Treating freshly ground Arabic coffee with cardamom is a sign of respect for the guest. Coffee is poured from traditional long-nosed dalla coffee pots into small bowls. It is considered polite to drink one, two or three cups and then shake the bowl as a sign of satisfaction.
The family is the most important institution in Arab life. Along with the husband, wife and children, it includes the spouses’ parents, their siblings and cousins, and more distant relatives. Relationships within the family are extremely strong; its senior members enjoy the greatest attention and respect.
Marriages are negotiated between families, while the bride and groom must agree to a future union. A wedding is an important event lasting several days, with festive fun, music and dancing. In Islamic society, women are highly respected, occupying a key place in the family. They have equal opportunities to receive education as men, and the number of working women is growing in the country.
Among the many traditional activities, falconry has a special place and is still enjoyed in Dubai. This is a unique union of a man and a bird, and you can often see people with a falcon on their hands here.

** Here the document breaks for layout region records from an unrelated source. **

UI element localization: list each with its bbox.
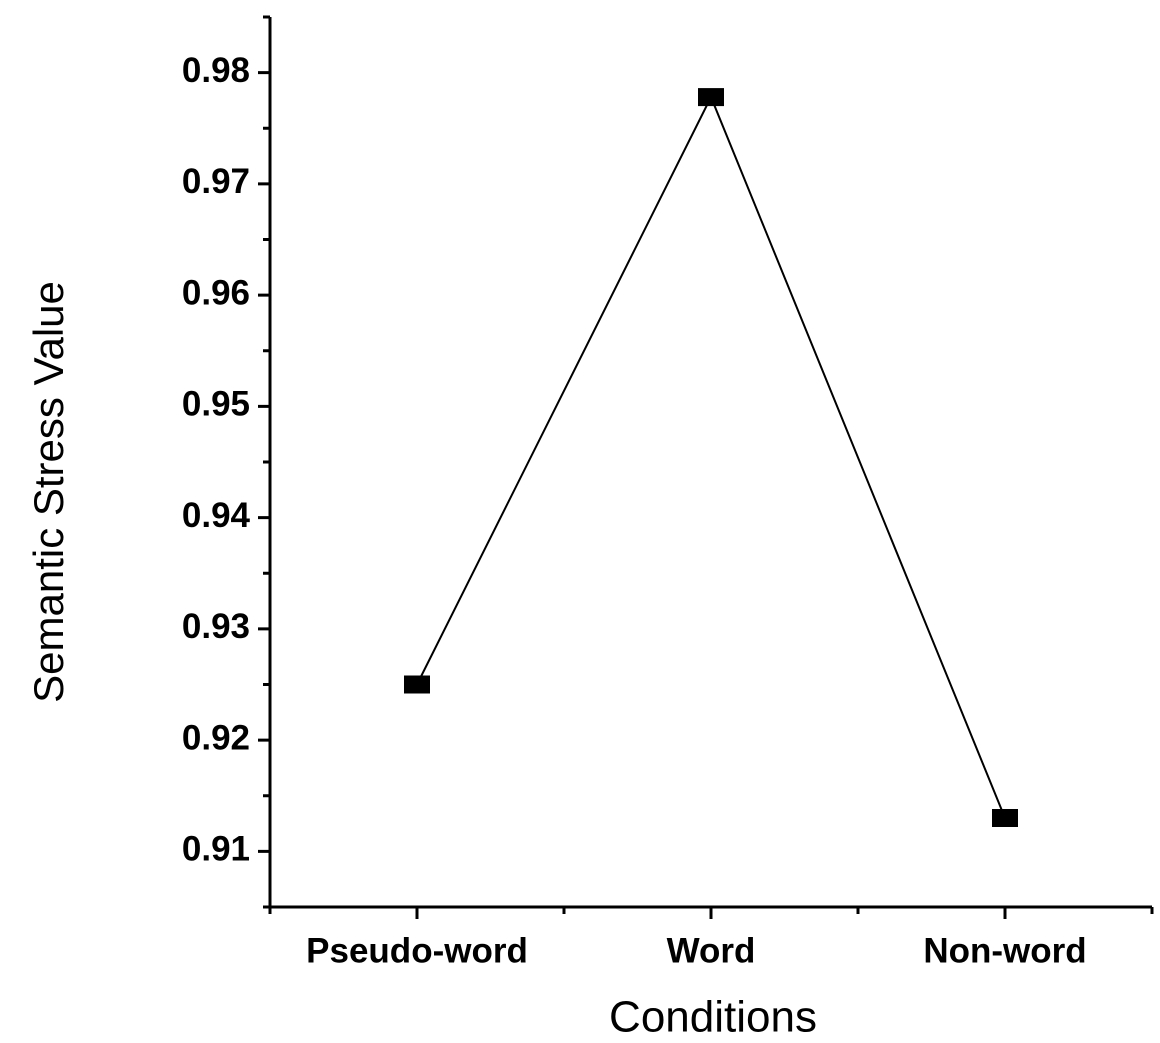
y-tick-label: 0.91 bbox=[182, 830, 250, 869]
x-tick-label: Pseudo-word bbox=[306, 931, 528, 970]
x-tick-label: Word bbox=[667, 931, 756, 970]
y-tick-label: 0.94 bbox=[182, 496, 251, 535]
y-tick-label: 0.96 bbox=[182, 273, 250, 312]
point-marker bbox=[404, 675, 430, 694]
y-tick-label: 0.92 bbox=[182, 718, 250, 757]
point-marker bbox=[992, 809, 1018, 827]
y-tick-label: 0.93 bbox=[182, 607, 250, 646]
y-tick-label: 0.97 bbox=[182, 162, 250, 201]
point-marker bbox=[698, 88, 724, 107]
y-axis-title: Semantic Stress Value bbox=[25, 281, 72, 703]
series-line bbox=[416, 94, 1006, 819]
x-tick-label: Non-word bbox=[923, 931, 1086, 970]
y-tick-label: 0.98 bbox=[182, 51, 250, 90]
x-axis-title: Conditions bbox=[609, 993, 817, 1042]
y-tick-label: 0.95 bbox=[182, 385, 250, 424]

There are many fans of such an old sport as camel racing, the winners of which receive solid prizes.
Through the centuries, the Arabs carried the love of horses. This tradition lives on in the 21st century: equestrianism in Dubai has developed rapidly. It is no coincidence that the Dubai World Cup is held here – the most expensive horse race in the world.
In 2001, the UAE Horse Breeders’ Cup was established – a competition for Arabian horses bred in the country.